The characters, then, in this kind of narrative are often more or less fictitious, being a combination of traits well-known to the author—traits of different individuals of the type displayed; while in the other kind of artistic short-story, it is the slight course of events that is made up, to fit the actual character and the actual place.

A scrap-book suggestion

Whatever else you do as a writer—even as an amateur one in school—it will surely repay you to keep a scrap-book. The very old adage that facts are stranger than fiction is indisputably true. When in your newspaper reading you run across a fine course of events that is character-revealing, or ought to be, just cut out the report and paste it in your book. Think upon the case leisurely and let the personages develop; then write up the events as simply and swiftly as you can consistent with the effect you mean to produce. Hawthorne's "Ambitious Guest" originated thus.

Other suggestions

If at present you have in mind no series of happenings, suppose you ask some acquaintance what is the strangest course of actual events he ever personally knew about. When he answers you, then question him on the actors concerned, remembering that this time you are going to write not a pure plot story but one that will express the conjunction of character and events. Keep in mind also your present limitations. You do not need to tell everything that might be told about your protagonists; you do not have to follow them from the baptismal font to the marriage altar and from the marriage altar to the grave. You may not know the facts about them connected therewith; you may know only a small portion of their lives; but ten to one you will know more incidents than it is necessary to mention. What you do tell, however, must be absolutely clear. The actual events may have been but a string of episodes in real life, but when you relate them they must appear like a full, round period. Look carefully after your connectives; on them hangs largely the success of your story. It goes without saying that you must have a climax, or highest point. Every sentence that you write before it, even the first, must lead toward it; every sentence that you write after it, even the last, must lead from it. You must ruthlessly suppress any phrase that does not add strength to your chosen scene. Be sure your story has totality.

The Necklace

She was one of those pretty, charming girls who are sometimes, as if through the irony of fate, born into a family of clerks. She was without dowry or expectations, and had no means of becoming known, appreciated, loved, wedded, by any rich or influential man; so she allowed herself to be married to a small clerk belonging to the Ministry of Public Instruction. She dressed plainly because she could not afford to dress well, and was unhappy because she felt she had dropped from her proper station, which for women is a matter of attractiveness, beauty, and grace, rather than of family descent. Good manners, an intuitive knowledge of what is elegant, nimbleness of wit, are the only requirements necessary to place a woman of the people on an equality with one of the aristocracy.

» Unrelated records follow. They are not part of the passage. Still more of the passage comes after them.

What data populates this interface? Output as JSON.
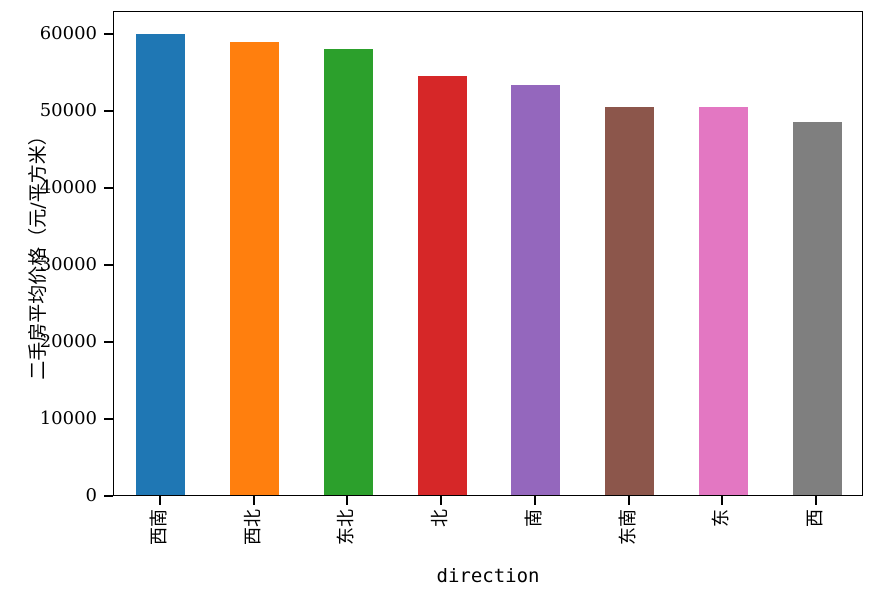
{
  "chart_data": {
    "type": "bar",
    "title": "",
    "xlabel": "direction",
    "ylabel": "二手房平均价格（元/平方米）",
    "categories": [
      "西南",
      "西北",
      "东北",
      "北",
      "南",
      "东南",
      "东",
      "西"
    ],
    "values": [
      59900,
      58900,
      57900,
      54400,
      53300,
      50400,
      50400,
      48400
    ],
    "bar_colors": [
      "#1f77b4",
      "#ff7f0e",
      "#2ca02c",
      "#d62728",
      "#9467bd",
      "#8c564b",
      "#e377c2",
      "#7f7f7f"
    ],
    "ylim": [
      0,
      63000
    ],
    "yticks": [
      0,
      10000,
      20000,
      30000,
      40000,
      50000,
      60000
    ],
    "ytick_labels": [
      "0",
      "10000",
      "20000",
      "30000",
      "40000",
      "50000",
      "60000"
    ],
    "xtick_rotation_deg": 90,
    "grid": false,
    "legend": null,
    "axis_color": "#000000",
    "background_color": "#ffffff"
  }
}
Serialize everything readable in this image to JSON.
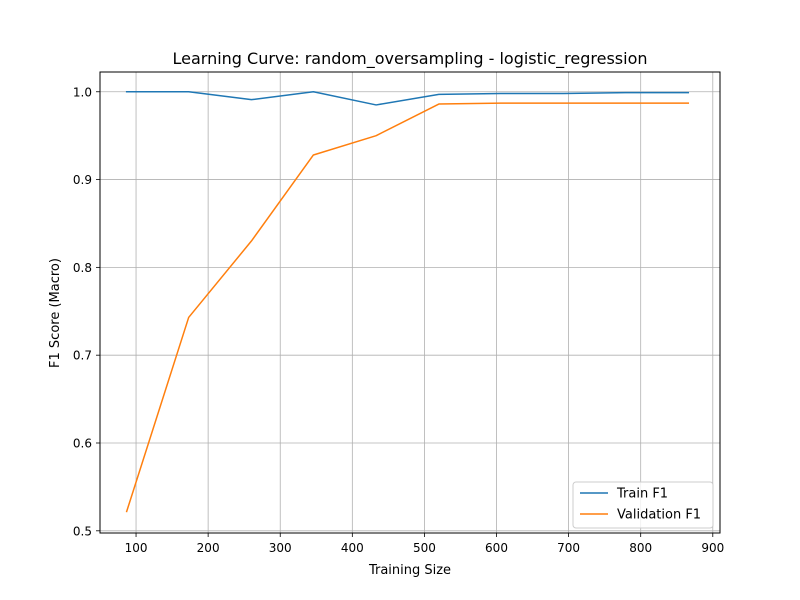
{
  "chart_data": {
    "type": "line",
    "title": "Learning Curve: random_oversampling - logistic_regression",
    "xlabel": "Training Size",
    "ylabel": "F1 Score (Macro)",
    "xlim": [
      50,
      910
    ],
    "ylim": [
      0.4975,
      1.0225
    ],
    "xticks": [
      100,
      200,
      300,
      400,
      500,
      600,
      700,
      800,
      900
    ],
    "yticks": [
      0.5,
      0.6,
      0.7,
      0.8,
      0.9,
      1.0
    ],
    "ytick_labels": [
      "0.5",
      "0.6",
      "0.7",
      "0.8",
      "0.9",
      "1.0"
    ],
    "grid": true,
    "legend_position": "lower-right",
    "x": [
      87,
      173,
      260,
      346,
      433,
      520,
      606,
      693,
      779,
      866
    ],
    "series": [
      {
        "name": "Train F1",
        "color": "#1f77b4",
        "values": [
          1.0,
          1.0,
          0.991,
          1.0,
          0.985,
          0.997,
          0.998,
          0.998,
          0.999,
          0.999
        ]
      },
      {
        "name": "Validation F1",
        "color": "#ff7f0e",
        "values": [
          0.522,
          0.743,
          0.83,
          0.928,
          0.95,
          0.986,
          0.987,
          0.987,
          0.987,
          0.987
        ]
      }
    ]
  }
}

She fretted constantly, feeling all things delicate and luxurious to be her birthright. She suffered on account of the meagreness of her surroundings, the bareness of the walls, the tarnished furniture, the ugly curtains; deficiencies which would have left any other woman of her class untouched, irritated and tormented her. The sight of the little Breton peasant who did her humble housework engendered hopeless regrets followed by fantastic dreams. She thought of a noiseless, hallowed anteroom, with Oriental carpets, lighted with tall branching candlesticks of bronze and of two big, knee-breeched footmen, drowsy from the stove-heated air, dozing in great armchairs. She thought of a long drawing-room hung with ancient brocade, of a beautiful cabinet holding priceless curios, of an alluring, scented boudoir intended for five o'clock chats with intimates, with men famous and courted, and whose acquaintance is longed for by all women.

When she sat down to dinner, at the round table spread with a cloth three days old, opposite her husband, who uncovered the tureen, and exclaimed with ecstasy, "Ah, I like a good stew! I know nothing to beat this!" she thought of dainty dinners, of shining plate, of tapestry which peopled the walls with human shapes, and with strange birds flying among fairy trees. And then she thought of delicious viands served in costly dishes, and of murmured gallantries which you listen to with a comfortable smile while you are eating the rose-tinted flesh of a trout or the wing of a quail.

She had no handsome gowns, no jewels—nothing, though these were her whole life; it was these that meant existence to her. She would so have liked to please, to be thought fascinating, to be envied, to be sought out. She had a friend, a former schoolmate at the convent, who was very rich, but whom she did not like to go to see any more because she would come home jealous, covetous.